For most of the last half of June and the first half of July it appeared that the only direction for the soybean market was down. Surprisingly the rally began right on time on July 14. Since that time there have been three price peaks that could fulfill the normal pattern seen on many years of soybean charts during this time period. The first move to a price high began with November futures at $10.75 and topped out at $11.02. The second started out at $10.57 and terminated at $11.07. The third started out at 10.58 and I hope has not topped out yet.
Those who want to use these rallies to forward price new crop sales have had opportunity to price cash beans at $10 or more twice. In some areas three times. The 30 year charts show that there are normally three price peaks making a triple top. It is a good idea to have orders in near the peaks to improve odds for getting orders filled. I prefer to sell at least a day before the report is released on September 10. Odds are that the price will be better at that time than when the combines roll.
It is fortunate that the recent rainfall has not resulted in a sharp drop in prices. Here in Eastern Nebraska we finally have had some moisture. It has been spotty at best. In the last rain I had only a half inch, while just four miles away the official amount was one and a half inches. Even though it was not what I wish it had been the cool temperatures ensure better yield than earlier anticipated.

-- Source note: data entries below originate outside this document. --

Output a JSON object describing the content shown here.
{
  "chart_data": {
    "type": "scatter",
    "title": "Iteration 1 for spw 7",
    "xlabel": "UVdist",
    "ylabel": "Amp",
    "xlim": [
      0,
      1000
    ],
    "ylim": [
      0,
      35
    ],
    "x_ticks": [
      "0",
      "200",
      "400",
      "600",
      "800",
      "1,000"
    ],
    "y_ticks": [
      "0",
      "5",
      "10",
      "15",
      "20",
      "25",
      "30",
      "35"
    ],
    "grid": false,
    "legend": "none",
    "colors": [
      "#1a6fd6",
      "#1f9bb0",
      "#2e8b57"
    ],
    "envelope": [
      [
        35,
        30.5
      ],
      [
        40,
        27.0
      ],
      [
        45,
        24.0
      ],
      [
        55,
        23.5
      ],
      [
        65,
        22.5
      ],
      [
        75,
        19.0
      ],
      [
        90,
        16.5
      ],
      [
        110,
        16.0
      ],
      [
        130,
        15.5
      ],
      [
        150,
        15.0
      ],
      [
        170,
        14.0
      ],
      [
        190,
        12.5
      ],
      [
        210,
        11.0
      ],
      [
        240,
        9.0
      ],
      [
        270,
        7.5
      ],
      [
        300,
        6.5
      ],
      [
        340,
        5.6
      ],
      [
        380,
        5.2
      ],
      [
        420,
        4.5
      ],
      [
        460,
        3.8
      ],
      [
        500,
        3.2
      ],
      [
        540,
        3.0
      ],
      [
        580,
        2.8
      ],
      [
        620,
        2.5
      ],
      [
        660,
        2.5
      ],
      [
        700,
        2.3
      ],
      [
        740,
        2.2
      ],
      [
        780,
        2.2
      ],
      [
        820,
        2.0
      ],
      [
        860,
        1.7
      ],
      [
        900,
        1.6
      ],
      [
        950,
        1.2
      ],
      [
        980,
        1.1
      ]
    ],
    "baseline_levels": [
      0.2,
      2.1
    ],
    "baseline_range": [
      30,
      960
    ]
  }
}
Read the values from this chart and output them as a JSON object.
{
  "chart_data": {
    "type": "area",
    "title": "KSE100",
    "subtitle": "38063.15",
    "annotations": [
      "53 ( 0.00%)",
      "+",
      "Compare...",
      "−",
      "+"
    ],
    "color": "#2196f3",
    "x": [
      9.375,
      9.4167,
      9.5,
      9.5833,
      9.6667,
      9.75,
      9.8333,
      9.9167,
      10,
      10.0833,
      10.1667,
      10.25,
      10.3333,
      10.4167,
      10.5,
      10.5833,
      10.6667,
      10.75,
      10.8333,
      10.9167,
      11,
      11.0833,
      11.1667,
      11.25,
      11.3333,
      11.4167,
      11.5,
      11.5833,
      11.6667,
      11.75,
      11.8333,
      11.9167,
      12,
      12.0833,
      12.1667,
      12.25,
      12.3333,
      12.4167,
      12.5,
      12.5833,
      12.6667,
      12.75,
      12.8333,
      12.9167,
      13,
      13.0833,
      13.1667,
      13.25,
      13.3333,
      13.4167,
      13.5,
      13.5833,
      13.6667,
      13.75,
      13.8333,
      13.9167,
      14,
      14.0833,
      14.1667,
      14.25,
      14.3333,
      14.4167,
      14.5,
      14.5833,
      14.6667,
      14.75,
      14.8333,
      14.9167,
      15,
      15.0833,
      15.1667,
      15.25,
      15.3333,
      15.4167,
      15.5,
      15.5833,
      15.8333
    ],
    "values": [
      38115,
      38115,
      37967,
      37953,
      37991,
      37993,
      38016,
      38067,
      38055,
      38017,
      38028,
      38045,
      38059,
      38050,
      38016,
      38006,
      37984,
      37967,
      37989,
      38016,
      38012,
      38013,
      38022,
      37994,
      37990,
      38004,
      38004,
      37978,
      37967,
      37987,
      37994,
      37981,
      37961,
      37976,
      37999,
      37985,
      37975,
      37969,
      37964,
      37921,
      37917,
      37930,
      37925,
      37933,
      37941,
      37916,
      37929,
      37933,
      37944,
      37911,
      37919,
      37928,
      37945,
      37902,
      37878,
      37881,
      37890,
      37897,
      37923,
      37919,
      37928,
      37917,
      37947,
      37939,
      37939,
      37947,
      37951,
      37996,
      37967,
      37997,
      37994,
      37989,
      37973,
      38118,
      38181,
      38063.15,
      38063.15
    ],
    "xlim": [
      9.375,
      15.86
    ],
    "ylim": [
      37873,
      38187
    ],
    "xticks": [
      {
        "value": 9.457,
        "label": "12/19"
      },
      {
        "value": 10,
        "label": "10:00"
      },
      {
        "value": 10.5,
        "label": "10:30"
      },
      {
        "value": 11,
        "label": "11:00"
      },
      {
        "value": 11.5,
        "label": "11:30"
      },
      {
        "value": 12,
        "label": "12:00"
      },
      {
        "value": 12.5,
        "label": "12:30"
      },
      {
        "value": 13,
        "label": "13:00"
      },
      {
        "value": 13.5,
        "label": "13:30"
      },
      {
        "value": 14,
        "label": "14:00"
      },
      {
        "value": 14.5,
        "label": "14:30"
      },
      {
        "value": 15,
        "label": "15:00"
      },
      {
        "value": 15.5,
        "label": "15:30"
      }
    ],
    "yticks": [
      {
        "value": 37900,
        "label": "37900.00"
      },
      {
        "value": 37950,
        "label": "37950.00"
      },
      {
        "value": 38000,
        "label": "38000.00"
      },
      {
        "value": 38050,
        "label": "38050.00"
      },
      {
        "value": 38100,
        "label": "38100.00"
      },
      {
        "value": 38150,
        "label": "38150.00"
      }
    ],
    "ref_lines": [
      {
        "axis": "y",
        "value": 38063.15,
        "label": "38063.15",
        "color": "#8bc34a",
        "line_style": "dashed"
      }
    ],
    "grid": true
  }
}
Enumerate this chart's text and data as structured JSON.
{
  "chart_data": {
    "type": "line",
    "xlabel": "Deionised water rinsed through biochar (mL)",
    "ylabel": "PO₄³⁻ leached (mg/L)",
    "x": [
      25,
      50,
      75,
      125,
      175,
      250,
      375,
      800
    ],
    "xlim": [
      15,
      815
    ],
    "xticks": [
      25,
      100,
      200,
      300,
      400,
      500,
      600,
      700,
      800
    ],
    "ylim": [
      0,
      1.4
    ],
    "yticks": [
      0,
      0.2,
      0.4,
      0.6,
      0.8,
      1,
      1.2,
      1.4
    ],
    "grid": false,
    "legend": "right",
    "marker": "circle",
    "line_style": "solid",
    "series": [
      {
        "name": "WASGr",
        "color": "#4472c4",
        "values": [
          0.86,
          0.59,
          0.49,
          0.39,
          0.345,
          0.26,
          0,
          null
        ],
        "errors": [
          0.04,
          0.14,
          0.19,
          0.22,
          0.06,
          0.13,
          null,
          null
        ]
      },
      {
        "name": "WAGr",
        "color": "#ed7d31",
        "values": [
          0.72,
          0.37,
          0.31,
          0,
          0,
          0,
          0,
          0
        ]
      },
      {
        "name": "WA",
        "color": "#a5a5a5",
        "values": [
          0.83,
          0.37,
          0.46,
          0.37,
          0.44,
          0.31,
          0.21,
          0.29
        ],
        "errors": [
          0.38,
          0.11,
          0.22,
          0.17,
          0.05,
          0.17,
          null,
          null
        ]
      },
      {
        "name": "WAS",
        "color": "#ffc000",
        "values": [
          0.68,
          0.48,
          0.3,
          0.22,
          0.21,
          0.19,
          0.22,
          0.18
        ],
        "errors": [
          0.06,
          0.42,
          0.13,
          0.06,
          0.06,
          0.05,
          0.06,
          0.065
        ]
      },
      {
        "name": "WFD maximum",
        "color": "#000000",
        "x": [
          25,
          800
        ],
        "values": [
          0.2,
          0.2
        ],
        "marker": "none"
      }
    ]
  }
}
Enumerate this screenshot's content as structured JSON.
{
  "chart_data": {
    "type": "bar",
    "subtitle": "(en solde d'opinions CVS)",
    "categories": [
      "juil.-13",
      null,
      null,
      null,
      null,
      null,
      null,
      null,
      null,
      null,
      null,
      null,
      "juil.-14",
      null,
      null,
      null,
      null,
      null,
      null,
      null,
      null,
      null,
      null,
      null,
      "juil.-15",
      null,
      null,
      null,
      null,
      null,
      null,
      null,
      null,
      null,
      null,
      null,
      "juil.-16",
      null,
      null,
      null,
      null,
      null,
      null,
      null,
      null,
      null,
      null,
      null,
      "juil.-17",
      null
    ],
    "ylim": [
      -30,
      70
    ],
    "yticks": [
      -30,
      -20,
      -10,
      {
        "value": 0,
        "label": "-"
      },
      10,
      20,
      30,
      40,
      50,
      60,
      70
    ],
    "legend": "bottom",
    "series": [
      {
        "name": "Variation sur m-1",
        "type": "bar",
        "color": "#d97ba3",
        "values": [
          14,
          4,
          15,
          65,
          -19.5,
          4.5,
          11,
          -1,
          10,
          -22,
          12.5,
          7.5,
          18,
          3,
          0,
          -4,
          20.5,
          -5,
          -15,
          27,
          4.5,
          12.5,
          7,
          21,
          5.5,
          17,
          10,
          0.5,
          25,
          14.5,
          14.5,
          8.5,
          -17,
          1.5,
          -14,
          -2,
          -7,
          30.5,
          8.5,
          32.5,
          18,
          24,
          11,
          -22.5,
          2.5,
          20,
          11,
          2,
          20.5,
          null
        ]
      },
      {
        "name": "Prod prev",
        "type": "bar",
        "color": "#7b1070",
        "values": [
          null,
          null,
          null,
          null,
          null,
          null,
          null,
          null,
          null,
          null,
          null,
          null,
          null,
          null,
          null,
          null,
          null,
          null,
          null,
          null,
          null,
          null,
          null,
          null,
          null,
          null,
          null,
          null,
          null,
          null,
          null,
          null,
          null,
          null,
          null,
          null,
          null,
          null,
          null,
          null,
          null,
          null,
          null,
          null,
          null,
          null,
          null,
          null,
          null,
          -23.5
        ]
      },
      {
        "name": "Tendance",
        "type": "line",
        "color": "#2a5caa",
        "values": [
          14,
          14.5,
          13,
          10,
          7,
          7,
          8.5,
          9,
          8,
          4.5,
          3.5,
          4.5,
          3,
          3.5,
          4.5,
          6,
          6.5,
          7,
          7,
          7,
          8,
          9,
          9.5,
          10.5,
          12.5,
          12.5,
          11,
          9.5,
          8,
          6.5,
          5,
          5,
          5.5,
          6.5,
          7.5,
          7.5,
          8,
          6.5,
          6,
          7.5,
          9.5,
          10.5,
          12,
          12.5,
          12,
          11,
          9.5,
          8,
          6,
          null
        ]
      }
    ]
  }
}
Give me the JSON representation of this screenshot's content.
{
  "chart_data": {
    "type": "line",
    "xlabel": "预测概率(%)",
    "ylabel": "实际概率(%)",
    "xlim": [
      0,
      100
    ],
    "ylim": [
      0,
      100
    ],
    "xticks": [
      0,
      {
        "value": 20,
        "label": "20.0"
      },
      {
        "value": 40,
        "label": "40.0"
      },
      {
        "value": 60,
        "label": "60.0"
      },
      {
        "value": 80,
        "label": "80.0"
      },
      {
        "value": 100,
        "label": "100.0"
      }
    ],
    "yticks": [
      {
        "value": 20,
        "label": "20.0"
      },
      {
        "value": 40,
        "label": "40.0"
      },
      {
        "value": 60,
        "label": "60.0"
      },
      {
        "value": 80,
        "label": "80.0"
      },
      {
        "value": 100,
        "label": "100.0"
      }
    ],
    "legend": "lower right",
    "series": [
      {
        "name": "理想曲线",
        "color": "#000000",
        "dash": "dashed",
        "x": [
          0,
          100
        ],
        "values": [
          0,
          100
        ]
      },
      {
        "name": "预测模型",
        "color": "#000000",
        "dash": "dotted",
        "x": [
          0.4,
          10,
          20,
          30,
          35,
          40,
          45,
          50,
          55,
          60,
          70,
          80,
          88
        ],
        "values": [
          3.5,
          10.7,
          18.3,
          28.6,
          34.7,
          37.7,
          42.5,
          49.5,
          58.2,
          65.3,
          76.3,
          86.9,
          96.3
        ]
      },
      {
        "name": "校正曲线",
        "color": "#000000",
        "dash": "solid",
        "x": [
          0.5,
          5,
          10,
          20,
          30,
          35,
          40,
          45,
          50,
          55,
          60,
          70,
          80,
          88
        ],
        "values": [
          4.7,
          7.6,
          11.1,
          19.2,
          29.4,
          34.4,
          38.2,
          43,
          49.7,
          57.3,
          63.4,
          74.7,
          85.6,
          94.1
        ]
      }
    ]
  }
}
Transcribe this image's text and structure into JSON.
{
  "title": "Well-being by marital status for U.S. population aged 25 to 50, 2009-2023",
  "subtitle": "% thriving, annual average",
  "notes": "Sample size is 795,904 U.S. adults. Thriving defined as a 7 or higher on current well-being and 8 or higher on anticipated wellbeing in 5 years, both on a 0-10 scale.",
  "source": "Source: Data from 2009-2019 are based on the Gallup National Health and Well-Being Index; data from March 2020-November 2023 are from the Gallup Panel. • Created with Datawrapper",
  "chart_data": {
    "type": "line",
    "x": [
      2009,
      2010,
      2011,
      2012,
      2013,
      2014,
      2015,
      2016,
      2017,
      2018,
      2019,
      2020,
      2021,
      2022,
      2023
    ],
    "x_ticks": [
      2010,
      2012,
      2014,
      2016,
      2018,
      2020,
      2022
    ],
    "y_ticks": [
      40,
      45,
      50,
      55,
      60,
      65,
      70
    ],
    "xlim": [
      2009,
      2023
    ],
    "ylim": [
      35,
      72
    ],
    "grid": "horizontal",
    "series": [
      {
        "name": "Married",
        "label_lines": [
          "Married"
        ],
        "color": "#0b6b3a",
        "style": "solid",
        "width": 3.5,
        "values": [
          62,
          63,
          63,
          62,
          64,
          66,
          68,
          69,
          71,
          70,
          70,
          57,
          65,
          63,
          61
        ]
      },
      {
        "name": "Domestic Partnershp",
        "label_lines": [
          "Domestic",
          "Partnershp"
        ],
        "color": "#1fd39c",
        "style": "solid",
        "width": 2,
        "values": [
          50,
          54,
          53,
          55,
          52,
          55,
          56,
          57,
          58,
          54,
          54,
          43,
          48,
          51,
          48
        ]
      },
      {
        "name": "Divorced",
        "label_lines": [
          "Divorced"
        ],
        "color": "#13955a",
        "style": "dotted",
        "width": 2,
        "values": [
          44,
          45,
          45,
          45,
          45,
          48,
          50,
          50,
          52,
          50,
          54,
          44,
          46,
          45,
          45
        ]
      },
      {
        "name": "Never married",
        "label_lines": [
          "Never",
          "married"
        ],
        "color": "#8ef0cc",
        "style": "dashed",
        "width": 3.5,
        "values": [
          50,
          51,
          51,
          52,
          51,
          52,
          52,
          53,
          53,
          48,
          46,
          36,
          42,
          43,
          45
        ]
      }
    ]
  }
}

The long term seasonal chart shows that the frost scare lasts until September 13. Under normal conditions the rally will last that long. Target September 9 or earlier to get an increment sold. Besides avoiding hitting a down draft in futures, the basis ahead of harvest will probably be better than at harvest. Sales in September also provide late season cash flow and the possibility of balancing income for tax purposes. Also, by now we all have a good estimate of the size of the crop, not just on our farms but also nationwide. If the crop on your farm looks as good as those in Nebraska, you might find it profitable to forward price a few extra bushels!